Management

Survival Kit for CAD Machines

9 Dec, 2009 By: Robert Green

CAD Manager's Toolbox: To recover from a computer disaster, follow a few simple steps before anything goes wrong.


I had an interesting experience with Microsoft's XP Service Pack 3 on an old machine this week that made me think really hard about backup strategies. My venerable Dell 8200 machine, which I keep for compiling legacy code as far back as 2002, became unbootable after a service pack was applied. "No problem," said Microsoft; "simply boot in safe mode and perform the following fixes" — all of which makes no sense if the core problem is that the machine is unbootable! I've since recovered by performing a repair installation on the machine, but if I hadn't had the right information backed up, the whole experience would have been a disaster.

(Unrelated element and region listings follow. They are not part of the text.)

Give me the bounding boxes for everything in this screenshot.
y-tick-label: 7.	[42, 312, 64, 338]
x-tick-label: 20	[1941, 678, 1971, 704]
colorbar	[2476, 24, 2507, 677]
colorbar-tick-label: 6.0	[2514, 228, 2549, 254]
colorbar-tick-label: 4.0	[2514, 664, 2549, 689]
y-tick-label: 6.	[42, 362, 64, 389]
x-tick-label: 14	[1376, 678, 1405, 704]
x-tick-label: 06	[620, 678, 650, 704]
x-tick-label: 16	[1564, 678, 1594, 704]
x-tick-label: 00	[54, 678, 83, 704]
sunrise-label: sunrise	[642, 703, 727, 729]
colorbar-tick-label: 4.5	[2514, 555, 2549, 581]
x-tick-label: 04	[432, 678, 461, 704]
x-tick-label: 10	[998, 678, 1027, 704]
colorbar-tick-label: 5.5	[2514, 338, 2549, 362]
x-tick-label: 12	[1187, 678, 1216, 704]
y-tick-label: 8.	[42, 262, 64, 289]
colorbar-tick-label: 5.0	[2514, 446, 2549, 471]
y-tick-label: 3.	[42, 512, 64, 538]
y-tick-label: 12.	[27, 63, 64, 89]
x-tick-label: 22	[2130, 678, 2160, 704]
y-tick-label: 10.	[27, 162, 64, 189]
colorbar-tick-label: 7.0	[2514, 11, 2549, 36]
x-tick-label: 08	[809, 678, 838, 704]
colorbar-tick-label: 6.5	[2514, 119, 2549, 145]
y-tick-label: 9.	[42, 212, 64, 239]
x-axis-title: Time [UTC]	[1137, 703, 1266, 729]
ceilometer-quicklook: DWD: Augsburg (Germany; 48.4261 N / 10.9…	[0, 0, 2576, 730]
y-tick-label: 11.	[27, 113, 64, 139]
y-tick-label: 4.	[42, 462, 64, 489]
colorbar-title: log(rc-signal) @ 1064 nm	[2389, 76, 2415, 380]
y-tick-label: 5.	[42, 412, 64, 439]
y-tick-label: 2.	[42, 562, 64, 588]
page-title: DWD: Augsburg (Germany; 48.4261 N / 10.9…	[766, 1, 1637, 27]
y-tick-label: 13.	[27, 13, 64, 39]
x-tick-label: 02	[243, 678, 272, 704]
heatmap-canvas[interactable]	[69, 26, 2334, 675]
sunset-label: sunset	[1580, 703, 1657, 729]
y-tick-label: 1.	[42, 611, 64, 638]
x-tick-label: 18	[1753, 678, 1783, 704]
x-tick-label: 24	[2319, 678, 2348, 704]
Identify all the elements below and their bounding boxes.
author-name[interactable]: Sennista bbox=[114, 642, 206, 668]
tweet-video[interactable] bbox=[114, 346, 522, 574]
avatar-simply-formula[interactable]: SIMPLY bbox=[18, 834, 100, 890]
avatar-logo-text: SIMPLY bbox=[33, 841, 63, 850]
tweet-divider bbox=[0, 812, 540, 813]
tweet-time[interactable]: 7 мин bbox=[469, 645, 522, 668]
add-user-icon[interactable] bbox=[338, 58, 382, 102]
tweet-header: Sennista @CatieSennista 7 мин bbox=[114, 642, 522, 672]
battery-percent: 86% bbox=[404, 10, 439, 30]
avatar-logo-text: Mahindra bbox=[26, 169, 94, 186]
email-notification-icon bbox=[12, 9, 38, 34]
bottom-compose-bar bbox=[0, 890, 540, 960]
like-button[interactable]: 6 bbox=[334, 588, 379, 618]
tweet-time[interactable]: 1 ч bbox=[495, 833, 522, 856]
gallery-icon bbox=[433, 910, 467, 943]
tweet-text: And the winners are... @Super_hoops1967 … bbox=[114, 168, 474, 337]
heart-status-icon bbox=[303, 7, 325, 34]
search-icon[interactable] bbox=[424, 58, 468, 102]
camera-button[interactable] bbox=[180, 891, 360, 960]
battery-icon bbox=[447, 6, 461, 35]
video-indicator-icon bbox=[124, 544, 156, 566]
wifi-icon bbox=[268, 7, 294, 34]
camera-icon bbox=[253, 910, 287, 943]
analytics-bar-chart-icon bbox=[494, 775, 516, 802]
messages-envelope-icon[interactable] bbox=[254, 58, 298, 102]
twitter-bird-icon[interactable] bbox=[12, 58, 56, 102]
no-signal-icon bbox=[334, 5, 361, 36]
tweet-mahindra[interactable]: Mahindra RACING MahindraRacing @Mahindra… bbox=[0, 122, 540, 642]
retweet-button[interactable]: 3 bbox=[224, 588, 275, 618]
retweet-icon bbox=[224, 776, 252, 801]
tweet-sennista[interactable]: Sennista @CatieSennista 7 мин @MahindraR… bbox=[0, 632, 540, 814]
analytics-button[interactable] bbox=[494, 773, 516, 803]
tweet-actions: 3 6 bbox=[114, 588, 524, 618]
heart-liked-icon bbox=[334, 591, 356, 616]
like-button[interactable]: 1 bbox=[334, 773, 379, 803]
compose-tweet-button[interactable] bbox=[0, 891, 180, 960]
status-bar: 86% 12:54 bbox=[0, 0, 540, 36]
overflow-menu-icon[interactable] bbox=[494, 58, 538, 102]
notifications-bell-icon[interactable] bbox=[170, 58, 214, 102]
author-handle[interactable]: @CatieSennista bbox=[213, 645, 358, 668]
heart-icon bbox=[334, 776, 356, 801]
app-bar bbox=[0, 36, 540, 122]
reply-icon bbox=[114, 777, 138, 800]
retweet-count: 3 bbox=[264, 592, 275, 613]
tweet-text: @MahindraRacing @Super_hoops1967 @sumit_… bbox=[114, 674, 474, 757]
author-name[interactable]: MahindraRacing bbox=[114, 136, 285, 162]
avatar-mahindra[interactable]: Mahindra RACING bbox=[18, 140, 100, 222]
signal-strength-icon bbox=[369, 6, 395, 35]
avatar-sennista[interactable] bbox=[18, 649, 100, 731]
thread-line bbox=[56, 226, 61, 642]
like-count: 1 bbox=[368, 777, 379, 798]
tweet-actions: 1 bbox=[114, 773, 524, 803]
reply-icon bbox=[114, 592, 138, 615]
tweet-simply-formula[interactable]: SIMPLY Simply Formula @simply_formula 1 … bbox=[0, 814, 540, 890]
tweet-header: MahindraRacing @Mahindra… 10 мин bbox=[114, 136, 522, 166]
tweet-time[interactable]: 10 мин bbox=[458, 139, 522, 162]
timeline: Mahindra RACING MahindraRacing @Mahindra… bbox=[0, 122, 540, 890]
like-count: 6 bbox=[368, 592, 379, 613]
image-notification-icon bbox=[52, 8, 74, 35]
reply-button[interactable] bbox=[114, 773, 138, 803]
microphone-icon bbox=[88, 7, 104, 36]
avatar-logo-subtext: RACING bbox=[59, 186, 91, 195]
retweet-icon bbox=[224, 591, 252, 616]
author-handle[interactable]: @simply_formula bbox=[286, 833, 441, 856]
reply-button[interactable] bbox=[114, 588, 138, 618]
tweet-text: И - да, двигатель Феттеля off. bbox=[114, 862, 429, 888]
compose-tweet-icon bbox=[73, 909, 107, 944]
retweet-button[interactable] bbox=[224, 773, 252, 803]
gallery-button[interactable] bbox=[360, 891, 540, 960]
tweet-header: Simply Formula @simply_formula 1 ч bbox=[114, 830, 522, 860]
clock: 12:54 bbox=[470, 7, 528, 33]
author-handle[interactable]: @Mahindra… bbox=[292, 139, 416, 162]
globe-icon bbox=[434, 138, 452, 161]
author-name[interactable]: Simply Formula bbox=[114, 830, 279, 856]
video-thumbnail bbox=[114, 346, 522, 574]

So what should you do to make sure your machines are prepared for such a disaster? I offer the following checklist:

  1. Save an installation disk for your operating system with the correct service pack.
  2. If your original disk doesn't have the correct service pack, consider making a "Slipstream" installation disk using the nLite (for XP) or vLite (for Vista) utilities available from nLiteOS. You can read about and download these free tools at www.nliteos.com.
  3. Back up your users' data on a consistent basis (this goes without saying).
  4. Keep the original driver disks obtained with the machine, as well as those that come with any new hardware devices you install. Store these disks, along with your original OS disks and/or Slipstream disks, in a secure location.
  5. Be sure to note your machine serial number, work ticket number, order number, or other identifier the manufacturer issued with the machine. Sometimes this number is the only way to find out which types of peripherals were shipped with the machine, which can be an invaluable aid in recovering.
  6. Keep a note sheet with your emergency kit that details any weird issues you've ever experienced when working on the machine as that, too, may be valuable information during disaster recovery.
  7. Every time a new service pack is applied to your machine, be sure to repeat steps 1 and 2.
Last, but not least, watch out for the following:
  • Do not assume your IT department has taken all these steps.
  • Do not assume that other CAD users have taken all these steps.
  • Do not assume that general server-level backups done by IT will save all data on your users' machines.
  • Do make sure you take care to protect your machine and data.
I recovered from my system problems — will you? If you take the steps outlined above, you'll be fine.